By Courtney Dentch
City Councilman Leroy Comrie (D-St. Albans) is spearheading an effort in southeast Queens to make descendants of African slaves aware that they can seek reparations in a lawsuit naming U.S. corporations as defendants.
About 200 Queens residents were scheduled to attend a rally to discuss reparations this week, including a Millions for Reparations March in Washington in August and a lawsuit naming U.S. corporations as defendants.
The meeting at York College’s Performing Arts Center in Jamaica was to be hosted Tuesday night by Comrie and feature speeches by Councilmen James Sanders, Jr. (D-Laurelton) and Charles Barron (D-Brooklyn), Erica Ford, of the Code Foundation, and Viola Plummer, national coordinator of the December 12th Movement.
“This is an opportunity for people who want to have more information on the Reparations Movement to come out and learn about it,” Comrie said.
In addition to the movement itself, the meeting was designed to be a forum to discuss the Millions for Reparations March and national rally scheduled for Aug. 17 on Marcus Garvey’s birthday, Comrie said.
“People have been asking me whether or not to attend,” he said. “This hopefully will convince people whether to go or not go.”
Lawsuits were among the topics for discussion at the meeting Tuesday night, Comrie said.
Eight U.S. corporations were named as defendants in three lawsuits filed in March that demanded the companies pay reparations to the American descendants of African slaves on the grounds that the companies supported slavery or profited from it.

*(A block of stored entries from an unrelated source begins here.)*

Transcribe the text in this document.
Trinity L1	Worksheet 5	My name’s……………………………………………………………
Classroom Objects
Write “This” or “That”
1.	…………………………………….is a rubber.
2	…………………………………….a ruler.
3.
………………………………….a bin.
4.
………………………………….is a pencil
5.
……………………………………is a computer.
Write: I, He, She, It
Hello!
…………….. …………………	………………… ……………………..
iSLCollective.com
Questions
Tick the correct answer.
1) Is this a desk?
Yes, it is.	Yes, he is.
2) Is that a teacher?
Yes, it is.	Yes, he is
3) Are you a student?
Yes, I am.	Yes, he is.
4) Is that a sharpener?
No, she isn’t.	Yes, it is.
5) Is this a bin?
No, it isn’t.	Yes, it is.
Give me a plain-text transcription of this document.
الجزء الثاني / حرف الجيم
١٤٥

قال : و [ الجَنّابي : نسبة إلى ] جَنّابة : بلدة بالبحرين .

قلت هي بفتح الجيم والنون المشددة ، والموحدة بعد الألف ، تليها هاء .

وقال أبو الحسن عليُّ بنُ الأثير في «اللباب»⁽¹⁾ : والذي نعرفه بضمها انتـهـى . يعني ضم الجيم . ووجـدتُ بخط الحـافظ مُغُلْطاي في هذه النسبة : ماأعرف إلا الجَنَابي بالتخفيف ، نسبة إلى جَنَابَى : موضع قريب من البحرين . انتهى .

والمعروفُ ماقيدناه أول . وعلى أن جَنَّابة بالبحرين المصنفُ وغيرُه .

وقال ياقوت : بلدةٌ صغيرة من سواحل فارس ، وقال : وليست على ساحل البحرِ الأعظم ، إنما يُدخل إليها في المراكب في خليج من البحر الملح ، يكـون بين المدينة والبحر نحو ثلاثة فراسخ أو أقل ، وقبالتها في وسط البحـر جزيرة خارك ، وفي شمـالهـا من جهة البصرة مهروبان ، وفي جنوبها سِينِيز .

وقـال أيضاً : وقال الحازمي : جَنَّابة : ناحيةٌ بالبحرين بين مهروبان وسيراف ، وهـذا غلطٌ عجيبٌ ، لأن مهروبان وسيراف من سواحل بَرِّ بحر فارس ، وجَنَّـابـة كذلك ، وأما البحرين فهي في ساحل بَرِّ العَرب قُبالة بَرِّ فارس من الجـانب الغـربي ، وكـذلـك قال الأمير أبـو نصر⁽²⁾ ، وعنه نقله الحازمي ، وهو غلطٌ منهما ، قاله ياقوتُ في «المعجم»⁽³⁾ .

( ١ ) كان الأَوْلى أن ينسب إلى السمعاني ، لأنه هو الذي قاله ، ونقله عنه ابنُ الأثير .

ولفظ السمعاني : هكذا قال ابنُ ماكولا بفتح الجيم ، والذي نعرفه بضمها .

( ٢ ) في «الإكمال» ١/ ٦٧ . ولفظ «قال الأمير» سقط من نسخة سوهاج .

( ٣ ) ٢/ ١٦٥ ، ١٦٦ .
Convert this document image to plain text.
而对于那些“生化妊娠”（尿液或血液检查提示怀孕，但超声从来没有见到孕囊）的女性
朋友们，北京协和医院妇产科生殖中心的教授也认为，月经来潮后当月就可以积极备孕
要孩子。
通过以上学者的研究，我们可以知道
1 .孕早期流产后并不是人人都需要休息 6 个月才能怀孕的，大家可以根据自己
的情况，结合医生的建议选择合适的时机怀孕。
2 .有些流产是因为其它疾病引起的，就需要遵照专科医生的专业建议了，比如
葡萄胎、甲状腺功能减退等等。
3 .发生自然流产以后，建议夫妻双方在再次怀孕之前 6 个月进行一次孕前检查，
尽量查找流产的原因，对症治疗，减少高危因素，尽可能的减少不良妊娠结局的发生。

One of the lawsuits, which was filed in federal court in Brooklyn, named insurer Aetna, the Fleet Boston financial services group and railroad operator CSX as defendants, the Associated Press reported. Other suits were filed in federal courts in New Jersey and Connecticut, reports said.
“They’re going to make their case and lay out their reasons why they think the lawsuit is winnable,” Comrie said of the discussion at the meeting.
The reparations lawsuit filed in Brooklyn seeks class-action status and an unspecified amount of damages, AP said at the time of the filing. The lawsuit also listed additional defendants as Corporate Does Nos. 1-1000, leaving room to add more companies, but Comrie said he was unsure if more defendants had been added since the filing.
“They feel that the companies that existed were aware that they were getting free or below minimum wage labor,” Comrie said. “It allowed them to develop the core nucleus for the company to profit. Those were the underpinnings for the success of the companies today.”
The suits came days after Queens residents joined African Americans across the city and the country on March 21 to celebrate the first nationwide Reparations Awareness Day. The day included a rally at Foley Square in Lower Manhattan in the afternoon and a larger forum in Brooklyn that night.
The struggle for reparations can be traced to the Emancipation Proclamation in 1863, when freed slaves were promised 40 acres of land and a mule to work it. But many freed slaves did not receive either, said Plummer, national coordinator of the December 12th Movement, a group that continues the civil rights work led by Malcolm X.
Racial disparities in statistics on crime, education or the economy stem from the slave trade, Plummer said.
“Just a fleeting glance at the current statistical data dealing with racial disparities in every aspect of our lives — employment, housing, health care, prisons, education, you name it. African people can be systematically be found at the bottom of the well,” she said in a statement in March.
The reparations movement is demanding payments be made to the descendants of African slaves by descendants of slave holders, Plummer said. The demands, however, are being addressed to the governments of the United States and European countries, she said.
“They owe us for centuries of exploitation,” Plummer said. “Reparations is not a question. It is a demand.”